Deficient inhibitory cortical networks in antipsychotic-naive subjects at risk of developing first-episode psychosis and first-episode schizophrenia patients: A cross-sectional study

摘要

Background: Impaired cortical inhibition is a well-established finding in schizophrenia patients and has been linked to dysfunctional gamma-aminobutyric acid (GABA)ergic transmission. However, there have been no previous studies investigating cortical excitability with particular regard to intracortical inhibitory networks in antipsychotic-naive subjects at risk of developing first-episode psychosis. Methods: A total of 18 subjects at risk, 18 first-episode schizophrenia patients, and 18 healthy control subjects were included in this study. Transcranial magnetic stimulation over the left primary motor cortex was used to determine short-latency intracortical inhibition, intracortical facilitation, and the contralateral silent period (CSP). Short-latency intracortical inhibition can be considered as a parameter of GABA type A (GABA A)-mediated inhibition and it has been proposed that CSP can test GABA type B (GABA B)-mediated inhibitory intracortical networks.

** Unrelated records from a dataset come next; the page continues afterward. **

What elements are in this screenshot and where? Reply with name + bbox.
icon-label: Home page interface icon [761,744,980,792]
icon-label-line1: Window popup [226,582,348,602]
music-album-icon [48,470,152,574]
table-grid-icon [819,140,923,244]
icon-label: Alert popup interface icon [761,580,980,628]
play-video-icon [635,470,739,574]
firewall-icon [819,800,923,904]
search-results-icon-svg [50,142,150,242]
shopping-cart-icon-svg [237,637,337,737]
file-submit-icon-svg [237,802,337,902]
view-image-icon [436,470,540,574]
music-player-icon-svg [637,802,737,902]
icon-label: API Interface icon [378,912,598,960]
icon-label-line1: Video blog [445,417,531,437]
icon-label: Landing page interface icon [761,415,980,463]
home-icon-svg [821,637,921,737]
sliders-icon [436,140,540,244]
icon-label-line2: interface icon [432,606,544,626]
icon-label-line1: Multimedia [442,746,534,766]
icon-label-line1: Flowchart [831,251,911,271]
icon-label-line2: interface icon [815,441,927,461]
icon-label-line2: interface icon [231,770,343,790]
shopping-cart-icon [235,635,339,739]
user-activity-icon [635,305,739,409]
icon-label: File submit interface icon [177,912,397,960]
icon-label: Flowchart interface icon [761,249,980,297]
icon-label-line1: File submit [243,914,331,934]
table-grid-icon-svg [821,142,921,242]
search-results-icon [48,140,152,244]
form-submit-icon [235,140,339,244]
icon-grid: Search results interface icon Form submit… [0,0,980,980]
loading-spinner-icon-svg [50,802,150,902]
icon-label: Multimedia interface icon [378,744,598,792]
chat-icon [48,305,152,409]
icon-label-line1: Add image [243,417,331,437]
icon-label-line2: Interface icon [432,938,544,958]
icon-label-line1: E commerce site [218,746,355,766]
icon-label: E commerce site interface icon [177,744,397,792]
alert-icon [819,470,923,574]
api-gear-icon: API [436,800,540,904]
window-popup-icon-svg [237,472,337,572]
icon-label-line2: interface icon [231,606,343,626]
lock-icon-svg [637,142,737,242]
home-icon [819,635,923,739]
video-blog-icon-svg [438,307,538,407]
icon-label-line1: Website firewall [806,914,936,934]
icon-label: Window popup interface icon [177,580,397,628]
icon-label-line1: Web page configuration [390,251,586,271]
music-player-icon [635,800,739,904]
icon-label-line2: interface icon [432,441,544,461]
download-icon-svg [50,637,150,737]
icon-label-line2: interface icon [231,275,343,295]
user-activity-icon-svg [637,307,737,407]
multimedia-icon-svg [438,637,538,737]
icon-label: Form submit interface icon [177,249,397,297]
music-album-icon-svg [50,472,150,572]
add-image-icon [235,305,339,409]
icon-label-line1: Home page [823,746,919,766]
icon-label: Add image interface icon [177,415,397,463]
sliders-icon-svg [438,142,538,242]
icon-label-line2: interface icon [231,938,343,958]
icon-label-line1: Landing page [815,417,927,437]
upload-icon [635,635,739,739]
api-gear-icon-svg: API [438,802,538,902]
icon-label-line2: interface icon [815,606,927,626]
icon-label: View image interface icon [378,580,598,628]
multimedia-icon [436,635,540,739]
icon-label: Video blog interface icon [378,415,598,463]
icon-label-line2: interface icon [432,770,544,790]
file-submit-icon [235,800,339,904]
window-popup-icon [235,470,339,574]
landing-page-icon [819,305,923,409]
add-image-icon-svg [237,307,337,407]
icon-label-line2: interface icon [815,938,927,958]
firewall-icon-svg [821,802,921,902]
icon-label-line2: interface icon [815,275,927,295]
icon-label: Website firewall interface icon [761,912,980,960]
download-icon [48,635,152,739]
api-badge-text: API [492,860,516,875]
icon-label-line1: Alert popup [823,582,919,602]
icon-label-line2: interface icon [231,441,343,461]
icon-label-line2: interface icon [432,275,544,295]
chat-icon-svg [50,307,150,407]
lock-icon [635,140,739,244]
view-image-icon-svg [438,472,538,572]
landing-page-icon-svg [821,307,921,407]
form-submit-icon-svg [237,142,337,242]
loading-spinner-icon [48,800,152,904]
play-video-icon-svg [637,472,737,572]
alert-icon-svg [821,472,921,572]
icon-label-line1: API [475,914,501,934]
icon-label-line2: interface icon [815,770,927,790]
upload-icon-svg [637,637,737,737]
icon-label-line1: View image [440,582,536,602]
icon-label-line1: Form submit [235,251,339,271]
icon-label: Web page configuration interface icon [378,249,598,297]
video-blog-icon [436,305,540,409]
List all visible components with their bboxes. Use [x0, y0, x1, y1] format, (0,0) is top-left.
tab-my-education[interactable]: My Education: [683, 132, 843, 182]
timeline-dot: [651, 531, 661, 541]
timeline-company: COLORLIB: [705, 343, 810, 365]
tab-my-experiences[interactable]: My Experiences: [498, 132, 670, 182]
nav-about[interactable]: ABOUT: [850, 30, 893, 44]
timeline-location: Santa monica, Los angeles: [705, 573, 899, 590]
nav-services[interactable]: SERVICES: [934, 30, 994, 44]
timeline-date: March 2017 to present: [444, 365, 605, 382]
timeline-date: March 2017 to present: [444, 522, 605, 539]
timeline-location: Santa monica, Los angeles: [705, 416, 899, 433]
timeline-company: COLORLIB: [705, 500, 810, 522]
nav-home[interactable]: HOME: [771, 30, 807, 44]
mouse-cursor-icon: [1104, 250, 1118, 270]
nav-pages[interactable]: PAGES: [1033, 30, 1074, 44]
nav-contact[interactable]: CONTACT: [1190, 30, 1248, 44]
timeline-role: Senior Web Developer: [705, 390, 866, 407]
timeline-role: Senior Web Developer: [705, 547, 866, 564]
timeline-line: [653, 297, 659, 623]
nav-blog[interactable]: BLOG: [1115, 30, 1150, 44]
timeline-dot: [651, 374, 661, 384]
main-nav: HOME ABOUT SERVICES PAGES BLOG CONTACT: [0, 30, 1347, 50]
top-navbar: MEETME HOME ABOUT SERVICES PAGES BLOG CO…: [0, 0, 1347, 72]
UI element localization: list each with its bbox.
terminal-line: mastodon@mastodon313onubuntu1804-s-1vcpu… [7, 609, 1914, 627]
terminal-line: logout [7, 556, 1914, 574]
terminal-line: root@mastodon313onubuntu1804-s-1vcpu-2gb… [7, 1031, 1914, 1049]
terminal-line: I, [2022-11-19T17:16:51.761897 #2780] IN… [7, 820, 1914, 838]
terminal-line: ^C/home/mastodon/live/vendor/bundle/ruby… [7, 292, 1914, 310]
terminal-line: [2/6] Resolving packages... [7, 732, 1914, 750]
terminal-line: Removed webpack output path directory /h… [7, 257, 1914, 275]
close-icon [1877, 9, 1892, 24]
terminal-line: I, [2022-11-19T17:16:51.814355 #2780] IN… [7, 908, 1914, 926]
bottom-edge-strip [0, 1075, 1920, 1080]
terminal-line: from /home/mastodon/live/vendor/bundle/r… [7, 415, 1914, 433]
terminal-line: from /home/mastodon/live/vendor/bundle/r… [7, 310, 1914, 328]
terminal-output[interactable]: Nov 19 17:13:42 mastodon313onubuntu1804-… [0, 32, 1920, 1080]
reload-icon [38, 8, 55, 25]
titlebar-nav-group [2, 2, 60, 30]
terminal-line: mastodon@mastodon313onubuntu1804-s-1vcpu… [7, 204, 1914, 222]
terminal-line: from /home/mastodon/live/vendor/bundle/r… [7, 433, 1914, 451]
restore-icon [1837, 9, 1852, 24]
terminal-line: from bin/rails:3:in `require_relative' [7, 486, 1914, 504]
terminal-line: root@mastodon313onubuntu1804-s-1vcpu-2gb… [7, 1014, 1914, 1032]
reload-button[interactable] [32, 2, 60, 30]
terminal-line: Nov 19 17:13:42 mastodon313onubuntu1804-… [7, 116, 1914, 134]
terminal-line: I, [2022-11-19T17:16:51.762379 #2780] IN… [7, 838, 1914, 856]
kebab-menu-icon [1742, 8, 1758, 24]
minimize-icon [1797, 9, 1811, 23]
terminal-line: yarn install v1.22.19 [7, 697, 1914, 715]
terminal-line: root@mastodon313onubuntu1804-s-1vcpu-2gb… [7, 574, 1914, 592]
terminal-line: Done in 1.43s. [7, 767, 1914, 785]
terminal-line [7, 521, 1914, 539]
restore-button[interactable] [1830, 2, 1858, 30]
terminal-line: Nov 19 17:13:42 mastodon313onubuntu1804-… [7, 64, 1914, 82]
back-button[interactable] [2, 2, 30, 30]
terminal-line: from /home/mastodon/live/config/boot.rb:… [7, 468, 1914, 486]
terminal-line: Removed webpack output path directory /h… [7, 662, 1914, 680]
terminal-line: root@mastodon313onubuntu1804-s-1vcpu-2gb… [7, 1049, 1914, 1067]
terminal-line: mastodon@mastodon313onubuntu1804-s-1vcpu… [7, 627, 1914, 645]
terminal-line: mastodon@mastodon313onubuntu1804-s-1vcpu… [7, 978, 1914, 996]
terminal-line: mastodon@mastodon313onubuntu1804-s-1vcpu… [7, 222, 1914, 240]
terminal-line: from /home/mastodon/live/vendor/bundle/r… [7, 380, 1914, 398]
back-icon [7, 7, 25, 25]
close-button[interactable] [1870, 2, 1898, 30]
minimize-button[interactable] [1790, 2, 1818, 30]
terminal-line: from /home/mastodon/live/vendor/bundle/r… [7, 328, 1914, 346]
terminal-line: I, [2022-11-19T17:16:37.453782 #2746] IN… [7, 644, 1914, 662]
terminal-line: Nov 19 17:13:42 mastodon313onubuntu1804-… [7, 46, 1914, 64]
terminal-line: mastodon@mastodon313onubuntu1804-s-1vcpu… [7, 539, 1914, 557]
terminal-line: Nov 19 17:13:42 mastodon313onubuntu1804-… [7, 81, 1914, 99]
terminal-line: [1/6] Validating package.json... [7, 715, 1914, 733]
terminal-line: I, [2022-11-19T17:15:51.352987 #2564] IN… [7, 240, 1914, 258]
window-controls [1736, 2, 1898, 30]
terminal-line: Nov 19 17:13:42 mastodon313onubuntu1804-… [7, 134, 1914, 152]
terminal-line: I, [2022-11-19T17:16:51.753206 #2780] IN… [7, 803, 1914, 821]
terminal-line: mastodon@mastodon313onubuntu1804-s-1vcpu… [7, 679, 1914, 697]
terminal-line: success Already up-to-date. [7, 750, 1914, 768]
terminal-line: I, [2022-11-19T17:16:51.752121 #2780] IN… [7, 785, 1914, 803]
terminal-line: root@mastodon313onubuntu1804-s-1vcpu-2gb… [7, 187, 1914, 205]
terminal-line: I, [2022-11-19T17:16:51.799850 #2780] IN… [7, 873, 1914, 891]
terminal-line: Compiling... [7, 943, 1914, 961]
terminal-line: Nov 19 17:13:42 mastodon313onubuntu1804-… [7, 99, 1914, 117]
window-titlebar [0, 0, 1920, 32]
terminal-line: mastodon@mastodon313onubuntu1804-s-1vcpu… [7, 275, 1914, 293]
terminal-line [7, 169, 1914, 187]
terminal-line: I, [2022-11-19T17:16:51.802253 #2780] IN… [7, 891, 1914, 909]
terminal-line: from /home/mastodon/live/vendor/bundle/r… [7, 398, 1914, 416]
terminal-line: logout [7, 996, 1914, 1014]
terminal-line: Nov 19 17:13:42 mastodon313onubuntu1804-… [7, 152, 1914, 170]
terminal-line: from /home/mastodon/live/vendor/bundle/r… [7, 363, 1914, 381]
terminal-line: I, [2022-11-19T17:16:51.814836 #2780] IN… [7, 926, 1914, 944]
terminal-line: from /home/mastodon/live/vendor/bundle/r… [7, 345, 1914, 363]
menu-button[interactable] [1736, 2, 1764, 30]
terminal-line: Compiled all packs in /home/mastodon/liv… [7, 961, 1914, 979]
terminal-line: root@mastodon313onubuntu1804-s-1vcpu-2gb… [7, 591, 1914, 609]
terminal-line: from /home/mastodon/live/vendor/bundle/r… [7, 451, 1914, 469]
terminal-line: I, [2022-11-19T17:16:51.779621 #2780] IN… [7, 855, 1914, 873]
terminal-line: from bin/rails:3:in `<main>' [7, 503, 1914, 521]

Results: Subjects at risk and first-episode patients showed a reduced short-latency intracortical inhibition compared with healthy control subjects, suggesting reduced GABA A-mediated inhibition. First-episode patients had a prolonged CSP duration compared with the other two groups, implying a GABA B imbalance only in patients with full-blown psychosis. Analyses did not reveal group differences for intracortical facilitation. Conclusions: These results indicate specific alterations in inhibitory cortical networks in subjects at risk and in first-episode patients. It appears that there is already a cortical inhibitory deficit in at-risk individuals. These results suggest a possible GABA A dysfunction early in the disease course, whereas alterations in GABA B functionality seem to occur later in the disease's progression. Future longitudinal studies will be needed to clarify this inhibitory deficit and its relation to the transition to psychosis.